Overall, these studies all appear to reinforce the fact that frequent “doses of nature” are beneficial, not only for our immune system, but for our mental and overall well-being.
I know that by now you are convinced about the amazing benefits associated with being out in nature and are itching to get out there and enjoy a forest bath!
You are not alone. I am also challenging myself to participate in this activity and I need you all to keep me accountable! This month, I am vowing to to visit three nature trails and I will report to you in a subsequent blog post my experience with forest bathing on these trails. Here are the trails I hope to visit:
I know what you are thinking… you attended UBC for four years and have never once been on this trail? Guilty as charged (Does it make it worst that I lived on campus?). Nevertheless, this 73 kilometer park provides an ideal place to bring your family for a day of immersing one’s self in nature. Moreover, this hidden treasure consists of a network of interconnected trails providing a great environment to explore small 15 minute segments at a time.
Located in North Vancouver, this trail is a favourite among Vancouverites. This scenic route crosses numerous creek bridges and has impressive lookouts with views of Deep Cove and Indian Arm far below. Moreover, this heavily forested greenspace has seen very little urban development making it the perfect getaway for forest bathing.

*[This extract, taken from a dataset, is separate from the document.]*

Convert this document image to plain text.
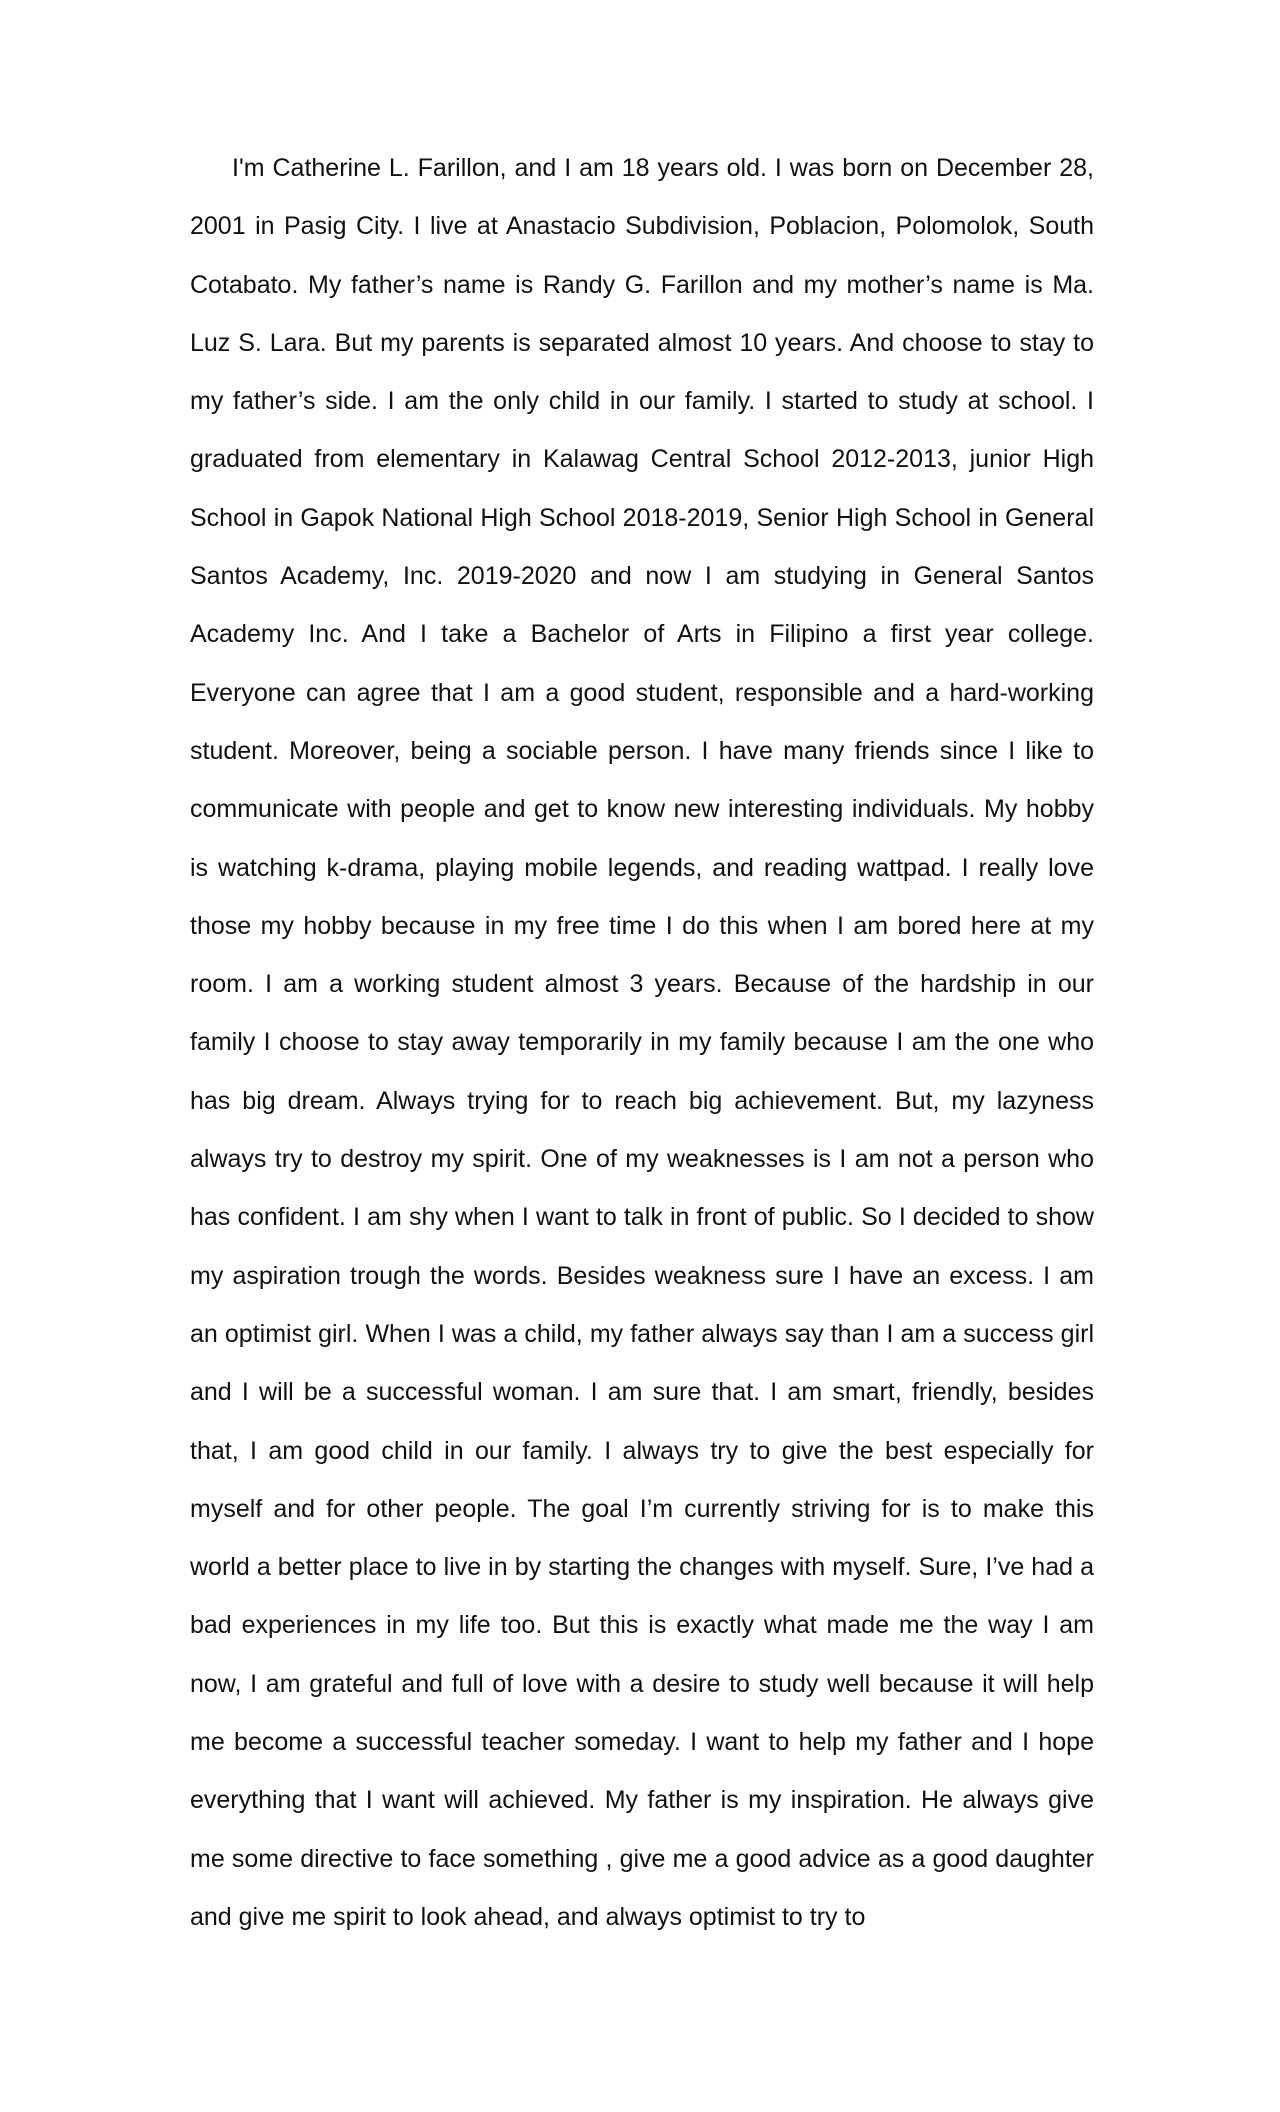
I'm Catherine L. Farillon, and I am 18 years old. I was born on December 28, 2001 in Pasig City. I live at Anastacio Subdivision, Poblacion, Polomolok, South Cotabato. My father’s name is Randy G. Farillon and my mother’s name is Ma. Luz S. Lara. But my parents is separated almost 10 years. And choose to stay to my father’s side. I am the only child in our family. I started to study at school. I graduated from elementary in Kalawag Central School 2012-2013, junior High School in Gapok National High School 2018-2019, Senior High School in General Santos Academy, Inc. 2019-2020 and now I am studying in General Santos Academy Inc. And I take a Bachelor of Arts in Filipino a first year college. Everyone can agree that I am a good student, responsible and a hard-working student. Moreover, being a sociable person. I have many friends since I like to communicate with people and get to know new interesting individuals. My hobby is watching k-drama, playing mobile legends, and reading wattpad. I really love those my hobby because in my free time I do this when I am bored here at my room. I am a working student almost 3 years. Because of the hardship in our family I choose to stay away temporarily in my family because I am the one who has big dream. Always trying for to reach big achievement. But, my lazyness always try to destroy my spirit. One of my weaknesses is I am not a person who has confident. I am shy when I want to talk in front of public. So I decided to show my aspiration trough the words. Besides weakness sure I have an excess. I am an optimist girl. When I was a child, my father always say than I am a success girl and I will be a successful woman. I am sure that. I am smart, friendly, besides that, I am good child in our family. I always try to give the best especially for myself and for other people. The goal I’m currently striving for is to make this world a better place to live in by starting the changes with myself. Sure, I’ve had a bad experiences in my life too. But this is exactly what made me the way I am now, I am grateful and full of love with a desire to study well because it will help me become a successful teacher someday. I want to help my father and I hope everything that I want will achieved. My father is my inspiration. He always give me some directive to face something , give me a good advice as a good daughter and give me spirit to look ahead, and always optimist to try to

This is an ideal place for forest bathing as it located only 30 minutes away from downtown Vancouver, yet it feels as if one is in a remote forest. Lynn Canyon Park is indeed its own rainforest world nestled deep in the forests of North Van. This nature trail also has a number of beautiful sights including a suspension bridge and a waterfall called the Twin Falls.
As summer approaches, I am super excited to get out and immerse myself in nature! I hope you feel inspired to do so too. At the OAC kids camp, we have weekly trips to scenic green spaces in the city to enable your kids to enjoy the benefits of forest bathing. Some of these locations include the Van Deusen Botanical gardens and Queen Elizabeth park just to name a few.